A recent decision involving proceedings under section 45 of the Trade-marks Act (the "Act") raises an interesting issue concerning trade mark use.
Section 45 Proceedings
Under section 45, on written request made after three years from the date of registration of a trade mark, the Registrar must give notice to the registered owner requiring the owner to furnish, within three months, an affidavit showing, with respect to each of the wares specified in the registration, whether the trade mark was in use in Canada at any time during the three-year period immediately preceding the date of notice.
The purpose of this section is to provide a summary procedure for trimming the register of "dead wood." This section requires an affidavit, not merely stating, but "showing" sufficient facts so as to demonstrate trade mark use within the meaning of the Act. The affidavit must also describe the nature of the business and the normal course of trade of the owner of the trade mark.
Trade Mark Use
Under the Act, a trade mark is deemed to be used in association with wares if, at the time of the transfer of the property in or possession of the wares, in the normal course of trade, it is marked on the wares themselves or on the packages in which they are distributed, or it is in any other manner so associated with the wares that notice of association is then given to the person to whom the property or possession is transferred. This definition is restrictive in nature.
In this case, the trade mark owner owned the trade mark ENVIROSEAL registered for use in association with organic and chemical binding agents, emulsions and surfactants used in the agglomeration of waste; and organic and chemical emulsion coatings used for surface sealing waste. The owner filed an affidavit which included a sales brochure which contained a description of ENVIROSEAL wares. In addition, copies of invoices which referred to the ENVIROSEAL trade mark were included with the affidavit.

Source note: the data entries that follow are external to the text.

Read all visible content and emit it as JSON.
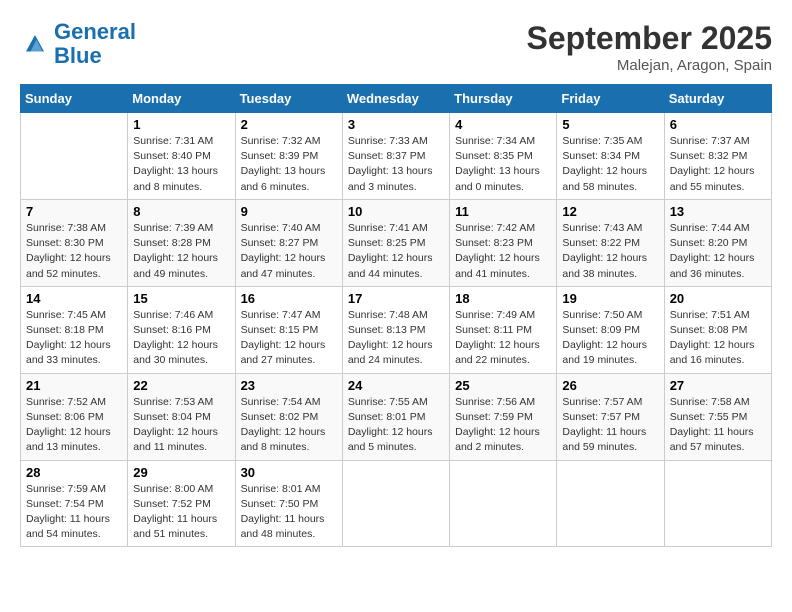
{
  "header": {
    "logo_line1": "General",
    "logo_line2": "Blue",
    "month": "September 2025",
    "location": "Malejan, Aragon, Spain"
  },
  "days_of_week": [
    "Sunday",
    "Monday",
    "Tuesday",
    "Wednesday",
    "Thursday",
    "Friday",
    "Saturday"
  ],
  "weeks": [
    [
      {
        "day": null
      },
      {
        "day": 1,
        "sunrise": "7:31 AM",
        "sunset": "8:40 PM",
        "daylight": "13 hours and 8 minutes."
      },
      {
        "day": 2,
        "sunrise": "7:32 AM",
        "sunset": "8:39 PM",
        "daylight": "13 hours and 6 minutes."
      },
      {
        "day": 3,
        "sunrise": "7:33 AM",
        "sunset": "8:37 PM",
        "daylight": "13 hours and 3 minutes."
      },
      {
        "day": 4,
        "sunrise": "7:34 AM",
        "sunset": "8:35 PM",
        "daylight": "13 hours and 0 minutes."
      },
      {
        "day": 5,
        "sunrise": "7:35 AM",
        "sunset": "8:34 PM",
        "daylight": "12 hours and 58 minutes."
      },
      {
        "day": 6,
        "sunrise": "7:37 AM",
        "sunset": "8:32 PM",
        "daylight": "12 hours and 55 minutes."
      }
    ],
    [
      {
        "day": 7,
        "sunrise": "7:38 AM",
        "sunset": "8:30 PM",
        "daylight": "12 hours and 52 minutes."
      },
      {
        "day": 8,
        "sunrise": "7:39 AM",
        "sunset": "8:28 PM",
        "daylight": "12 hours and 49 minutes."
      },
      {
        "day": 9,
        "sunrise": "7:40 AM",
        "sunset": "8:27 PM",
        "daylight": "12 hours and 47 minutes."
      },
      {
        "day": 10,
        "sunrise": "7:41 AM",
        "sunset": "8:25 PM",
        "daylight": "12 hours and 44 minutes."
      },
      {
        "day": 11,
        "sunrise": "7:42 AM",
        "sunset": "8:23 PM",
        "daylight": "12 hours and 41 minutes."
      },
      {
        "day": 12,
        "sunrise": "7:43 AM",
        "sunset": "8:22 PM",
        "daylight": "12 hours and 38 minutes."
      },
      {
        "day": 13,
        "sunrise": "7:44 AM",
        "sunset": "8:20 PM",
        "daylight": "12 hours and 36 minutes."
      }
    ],
    [
      {
        "day": 14,
        "sunrise": "7:45 AM",
        "sunset": "8:18 PM",
        "daylight": "12 hours and 33 minutes."
      },
      {
        "day": 15,
        "sunrise": "7:46 AM",
        "sunset": "8:16 PM",
        "daylight": "12 hours and 30 minutes."
      },
      {
        "day": 16,
        "sunrise": "7:47 AM",
        "sunset": "8:15 PM",
        "daylight": "12 hours and 27 minutes."
      },
      {
        "day": 17,
        "sunrise": "7:48 AM",
        "sunset": "8:13 PM",
        "daylight": "12 hours and 24 minutes."
      },
      {
        "day": 18,
        "sunrise": "7:49 AM",
        "sunset": "8:11 PM",
        "daylight": "12 hours and 22 minutes."
      },
      {
        "day": 19,
        "sunrise": "7:50 AM",
        "sunset": "8:09 PM",
        "daylight": "12 hours and 19 minutes."
      },
      {
        "day": 20,
        "sunrise": "7:51 AM",
        "sunset": "8:08 PM",
        "daylight": "12 hours and 16 minutes."
      }
    ],
    [
      {
        "day": 21,
        "sunrise": "7:52 AM",
        "sunset": "8:06 PM",
        "daylight": "12 hours and 13 minutes."
      },
      {
        "day": 22,
        "sunrise": "7:53 AM",
        "sunset": "8:04 PM",
        "daylight": "12 hours and 11 minutes."
      },
      {
        "day": 23,
        "sunrise": "7:54 AM",
        "sunset": "8:02 PM",
        "daylight": "12 hours and 8 minutes."
      },
      {
        "day": 24,
        "sunrise": "7:55 AM",
        "sunset": "8:01 PM",
        "daylight": "12 hours and 5 minutes."
      },
      {
        "day": 25,
        "sunrise": "7:56 AM",
        "sunset": "7:59 PM",
        "daylight": "12 hours and 2 minutes."
      },
      {
        "day": 26,
        "sunrise": "7:57 AM",
        "sunset": "7:57 PM",
        "daylight": "11 hours and 59 minutes."
      },
      {
        "day": 27,
        "sunrise": "7:58 AM",
        "sunset": "7:55 PM",
        "daylight": "11 hours and 57 minutes."
      }
    ],
    [
      {
        "day": 28,
        "sunrise": "7:59 AM",
        "sunset": "7:54 PM",
        "daylight": "11 hours and 54 minutes."
      },
      {
        "day": 29,
        "sunrise": "8:00 AM",
        "sunset": "7:52 PM",
        "daylight": "11 hours and 51 minutes."
      },
      {
        "day": 30,
        "sunrise": "8:01 AM",
        "sunset": "7:50 PM",
        "daylight": "11 hours and 48 minutes."
      },
      {
        "day": null
      },
      {
        "day": null
      },
      {
        "day": null
      },
      {
        "day": null
      }
    ]
  ]
}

The Hearing Officer accepted that there had been sales in Canada of the registrant's products in the normal course of trade during the relevant period. However, that alone did not satisfy the requirements of the section 45 since the registrant had to show that the mark was associated with the wares at the time of the transfer of the possession of the wares.
The registrant argued that it was inappropriate to require that the mark be associated with the wares at the time of transfer as the wares were bulk liquids that were typically loaded into rented trucks. The Hearing Officer observed that this did not prevent the association of the mark with the wares upon delivery by means of paper work which accompanied the delivery. Unfortunately for the registrant, there was no evidence that the invoices accompanied the wares at the time of delivery.
The Hearing Officer referred to a previous decision where our firm had acted for the successful requesting party. In that case, it was stated that in order to satisfy the requirements of the Act, the trade mark must be visible at the time of the transfer of the wares in the normal course of trade. Applying this decision, the Hearing Officer expunged the registration as the registrant had not provided sufficient evidence concerning how the registrant associated the mark with its wares at the time of transfer of possession.
While the result in this case may seem overly technical, a trade mark owner should ensure that they are using their trade marks in the manner required by the Act.